Turning to FY21, Adobe expects its revenue to come in at $15.15 billion, based on 19% growth in the Digital Media as well as the Digital Experience segment.
Following the company’s 4Q and FY20 results, Oppenheimer analyst Brian Schwartz reiterated a Buy rating on Adobe with a price target of $550. The analyst believes that the company’s fundamentals remain solid based on “steady Digital Media strength, good midmarket recovery commentary, record cash flow, and strong growth in other key metrics” in 4Q.
That said, the 5-star analyst also highlighted some unfavorable trends, including a slowdown in organic growth as indicated by the company’s FY21 guidance and moderating growth trends in RPO, ARR (Annualized Recurring Revenue), revenue and billings.

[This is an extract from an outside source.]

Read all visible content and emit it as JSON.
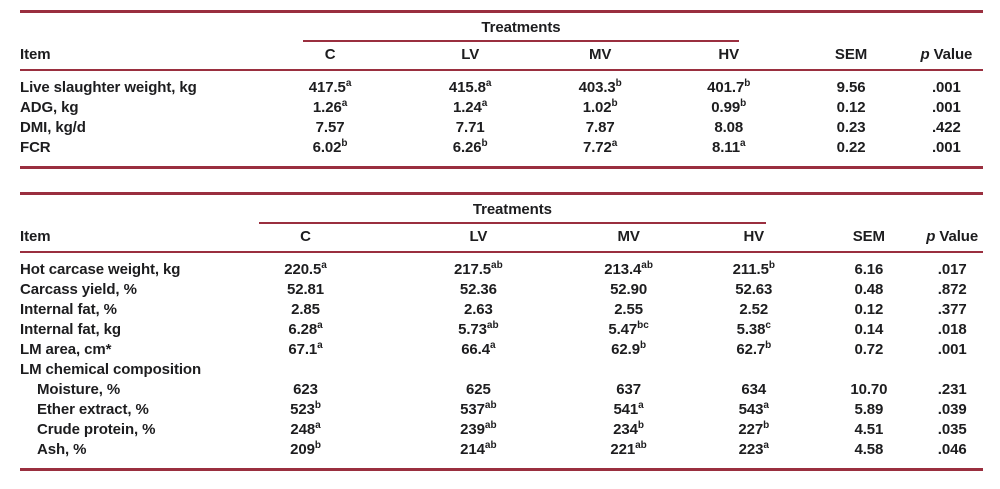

Overall, Schwartz is bullish on the stock and concluded, “The durability of Adobe's growth and FCF model, along with a large TAM [Total Addressable Market], and likely conservative FY2021 estimates reinforce our view that ADBE should be a core investment holding.”
The rest of the Street is also firmly bullish on the stock, with a Strong Buy analyst consensus based on 8 unanimous Buys. Shares have advanced about 31% over the past year and the average price target of $575 indicates upside potential of 26% over the coming months.
The demand for cloud-based applications is expected to continue to benefit Adobe and Autodesk in the years ahead. While the Street’s Strong Buy analyst consensus for both companies indicates confidence in their long-term potential, currently the possible upside in Adobe stock makes it a better pick.